CHAPTER XXVII. OFF DUTY
Chacun de vous peut-etre en son coeur solitaire
Sous des ris passagers etouffe un long regret.
“Good-bye to that damned old Platter—may it be for ever!” With this valedictory remark Joseph shook his fist once more at the unmoved mountain and resumed his march.
“William,” he continued gravely to a native porter who walked at his side and knew no word of English, “there is some money that is not worth the making.”
The man grinned from ear to ear and nodded with a vast appreciation of what experience taught him to take as a joke.
“Remember that, my black diamond, and just mind the corner of your mouth don't get hitched over yer ear,” said Joseph, patting him with friendly cheerfulness.

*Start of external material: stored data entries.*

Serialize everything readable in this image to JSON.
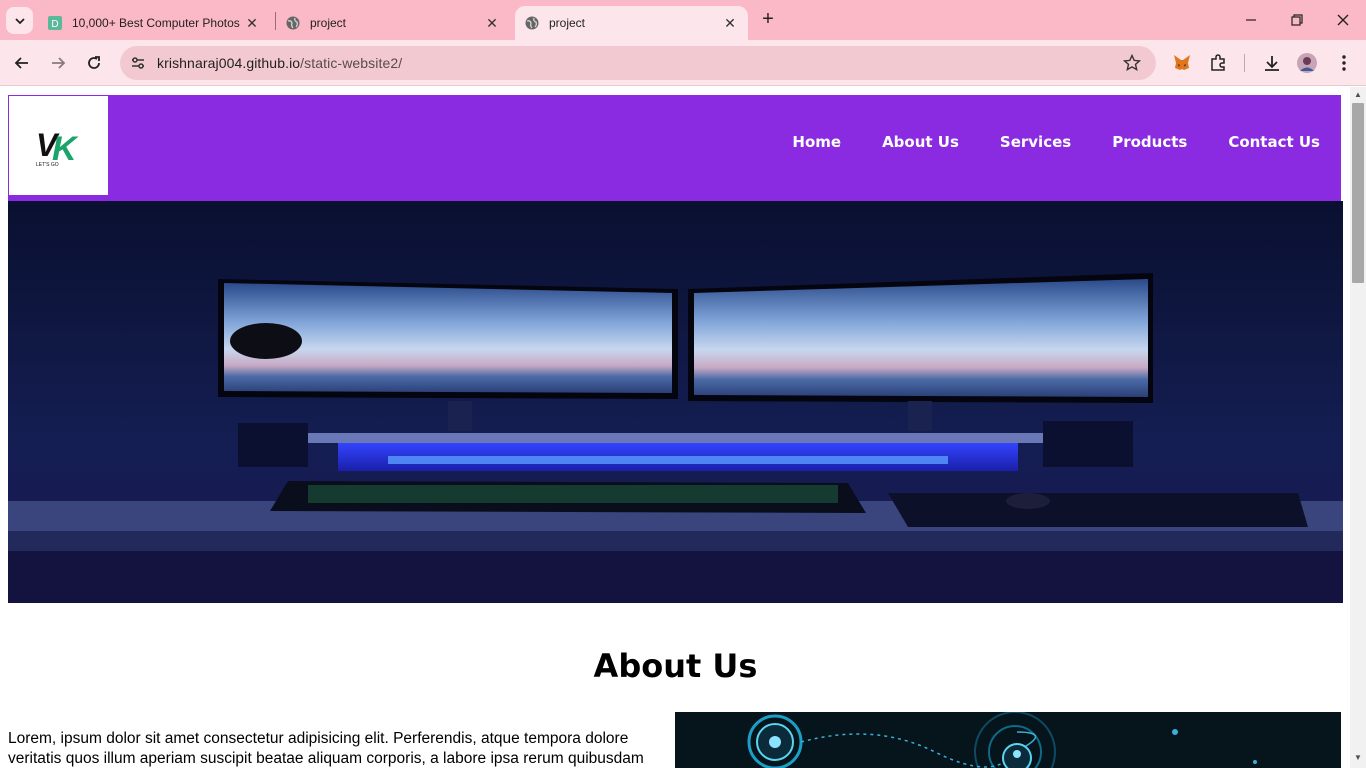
{
  "browser": {
    "tabs": [
      {
        "title": "10,000+ Best Computer Photos",
        "favicon": "d-letter-icon",
        "active": false
      },
      {
        "title": "project",
        "favicon": "globe-icon",
        "active": false
      },
      {
        "title": "project",
        "favicon": "globe-icon",
        "active": true
      }
    ],
    "url_host": "krishnaraj004.github.io",
    "url_path": "/static-website2/",
    "colors": {
      "tabstrip": "#fbb8c6",
      "toolbar": "#fde6eb",
      "omnibox": "#f3c9d1"
    }
  },
  "site": {
    "logo_text": "VK",
    "logo_sub": "LET'S GO",
    "nav": [
      "Home",
      "About Us",
      "Services",
      "Products",
      "Contact Us"
    ],
    "header_color": "#8a2be2",
    "about_title": "About Us",
    "about_text": "Lorem, ipsum dolor sit amet consectetur adipisicing elit. Perferendis, atque tempora dolore veritatis quos illum aperiam suscipit beatae aliquam corporis, a labore ipsa rerum quibusdam"
  }
}
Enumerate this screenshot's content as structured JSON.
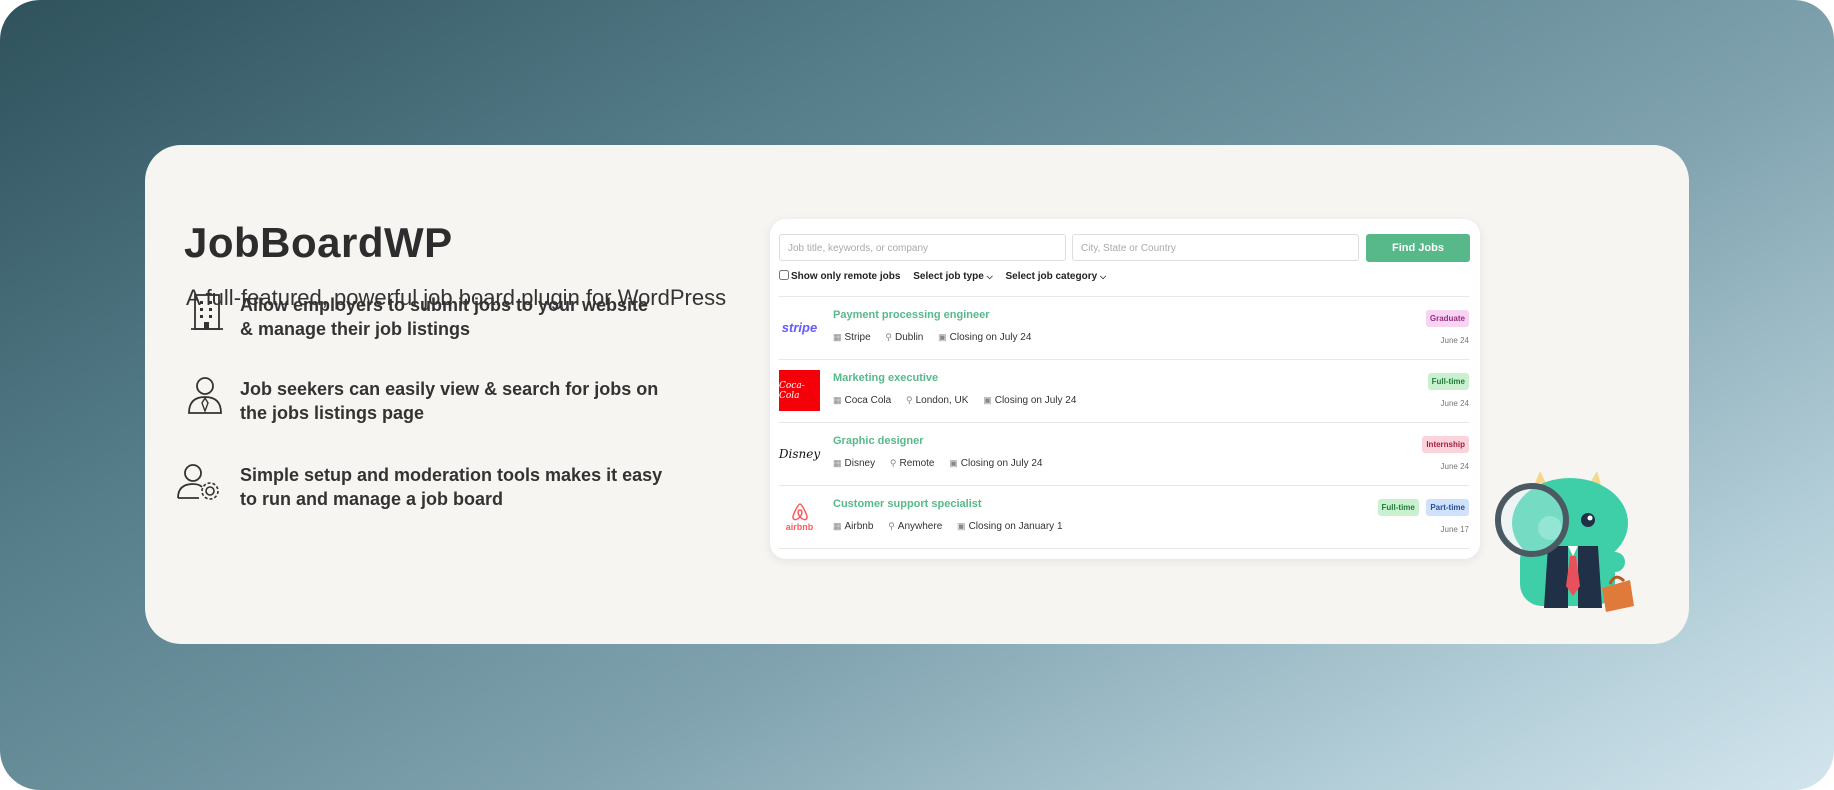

Then he made his way forward to walk by the side of his master's litter and encourage the carriers with that mixture of light badinage and heavy swearing which composed his method of dealing with the natives.
Three days after the arrival of the rescuing force at the Plateau, Guy Oscard had organised a retreating party, commanded by Joseph, to convey Jack Meredith down to the coast. He knew enough of medicine to recognise the fact that this was no passing indisposition, but a thorough breakdown in health. The work and anxiety of the last year, added to the strange disquieting breath of the Simiacine grove, had brought about a serious collapse in the system which only months of rest and freedom from care could repair.
Before the retreating column was ready to march it was discovered that the hostile tribes had finally evacuated the country; which deliverance was brought about not by Oscard's blood-stained track through the forest, not by the desperate defence of the Plateau, but by the whisper that Victor Durnovo was with them. Truly a man's reputation is a strange thing.